• till lindemann'ın 2.solo albümü f & m'in 11. şarkısı. umarım ballad olur.
  • henüz buralar dutluk ama zamanla çok canlar yakacak şarkı.
  • reddit'te birisi şöyle çevirmiş :

    delicate soul oh so bare and if - ı stand without skin at all look at me hope crawls out of flesh and blood disaster chews on mirth

    fortune leaves me heart leaves me everything lets... leaves me

    well, who can tell well, who can tell my heart up and left

    ı love life - life loves me not ıt tramples all over me and punches me in the face ı love the sun - the sun loves me not burns my soul, day without light

    ı run away, want to free myself but misfortune catches up with me again and again drinks my tears and jumps into my blood eats my dreams and feeds itself well ... yes look at you

    well, who can tell well, who can tell my heart up and left

    ı love life - life loves me not ıt tramples all over me and punches me in the face ı love the sun - the sun loves me not the future so dark, all the days without light
  • till lindemann gibi bir tarafı hayvanoğlu hayvan, kamçı, kan, vahşet, porno, diğer tarafı ise şair, muhteşem bir yazar, centilmen, müzisyen olan adamın 2. yönünü tekrardan dibine kadar gösterdiği parça.
  • till lindemann'un bizlere 2019 yılının son aylarında bıraktığı f & m hediyesinin en duygusal parçalarından birisi. lindemann duygularını uç noktalarda yaşayan birisi bunun en büyük kanıtını bu albümde görüyoruz zira albüme platz eins'in hemen ardından bu şarkısı gelir.
  • güzel ama yayınlanmamış bir klibi olan lindemann şarkısı.
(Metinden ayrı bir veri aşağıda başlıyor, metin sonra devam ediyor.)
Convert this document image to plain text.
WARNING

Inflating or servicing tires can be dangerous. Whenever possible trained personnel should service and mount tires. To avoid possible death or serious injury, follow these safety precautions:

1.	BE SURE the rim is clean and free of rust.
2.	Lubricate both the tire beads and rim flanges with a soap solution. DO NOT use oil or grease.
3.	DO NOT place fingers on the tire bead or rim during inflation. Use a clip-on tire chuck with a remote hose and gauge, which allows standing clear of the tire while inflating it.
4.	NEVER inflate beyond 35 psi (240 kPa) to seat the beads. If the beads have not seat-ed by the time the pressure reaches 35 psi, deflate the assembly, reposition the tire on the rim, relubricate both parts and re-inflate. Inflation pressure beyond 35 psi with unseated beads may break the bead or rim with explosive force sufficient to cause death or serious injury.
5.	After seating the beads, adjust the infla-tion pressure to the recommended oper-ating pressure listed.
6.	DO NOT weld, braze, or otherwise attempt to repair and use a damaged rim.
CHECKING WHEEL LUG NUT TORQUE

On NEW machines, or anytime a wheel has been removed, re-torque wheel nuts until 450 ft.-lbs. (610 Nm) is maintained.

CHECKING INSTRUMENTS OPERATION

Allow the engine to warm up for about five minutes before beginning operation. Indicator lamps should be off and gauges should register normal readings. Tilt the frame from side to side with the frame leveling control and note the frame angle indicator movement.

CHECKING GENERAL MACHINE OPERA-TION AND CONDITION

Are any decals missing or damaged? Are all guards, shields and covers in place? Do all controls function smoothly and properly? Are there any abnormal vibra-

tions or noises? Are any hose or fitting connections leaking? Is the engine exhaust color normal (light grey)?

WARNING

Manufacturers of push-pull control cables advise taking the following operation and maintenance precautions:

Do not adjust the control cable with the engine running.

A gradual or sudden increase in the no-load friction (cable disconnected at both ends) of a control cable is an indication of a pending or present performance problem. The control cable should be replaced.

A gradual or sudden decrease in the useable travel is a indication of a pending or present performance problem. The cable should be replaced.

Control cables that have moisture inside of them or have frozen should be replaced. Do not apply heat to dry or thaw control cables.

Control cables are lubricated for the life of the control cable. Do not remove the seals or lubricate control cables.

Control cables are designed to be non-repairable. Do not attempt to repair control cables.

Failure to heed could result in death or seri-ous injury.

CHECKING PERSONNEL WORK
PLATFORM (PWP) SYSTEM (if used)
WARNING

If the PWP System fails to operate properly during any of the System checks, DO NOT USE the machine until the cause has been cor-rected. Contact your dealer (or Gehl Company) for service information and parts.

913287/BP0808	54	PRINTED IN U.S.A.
    https://youtu.be/8b506u-lh-g
  • almanca gelmiş geçmiş en karanlık ve "bitiş" şarkısı olduğuna ikna olduğum lindemann şarkısı. offf hiç boş yapmayacağım tepeden tırnağa till lindemann şarkısı. bu şarkıda lindemann diyemeyiz, dememeliyiz. şair till lindemann'ın şairliğine ayıptır çünkü.

    genç werther'in acılarının yazıldığı topraklardaki bir reenkarnasyon gibi.

    till lindemann goethe'nin güzel evlatlarındandır. goethe gibidir biraz. ne denecekse onu der, ne tasvir edecekse onu tasvir eder. kafa karıştırmaz... goethe'nin bir şiiri üzgünse üzgündür; neşeli ise neşeli. özlem doluysa o kadar özlem doludur ki; o an özlediğiniz biri yoksa özleyecek biri ararsınız hayatınızda. till lindemann bu konuda onunla benzeşir. sizi savaşacak bir savaşınız yoksa bir mücadeleye sürükleyebilir; yağmur yağarken güneşi bekletebilir. aniden, hızlıca ama basit ve net şekilde yapabilir. bu şarkısı bu özelliğinin güzide bir örneği hülasa. hele şarkıdaki gibi "bir çaresizlik", "bir üzüntü", "bir kaybediş" hissediyorsanız içinizde; sizi onların içine ittikçe itebilir.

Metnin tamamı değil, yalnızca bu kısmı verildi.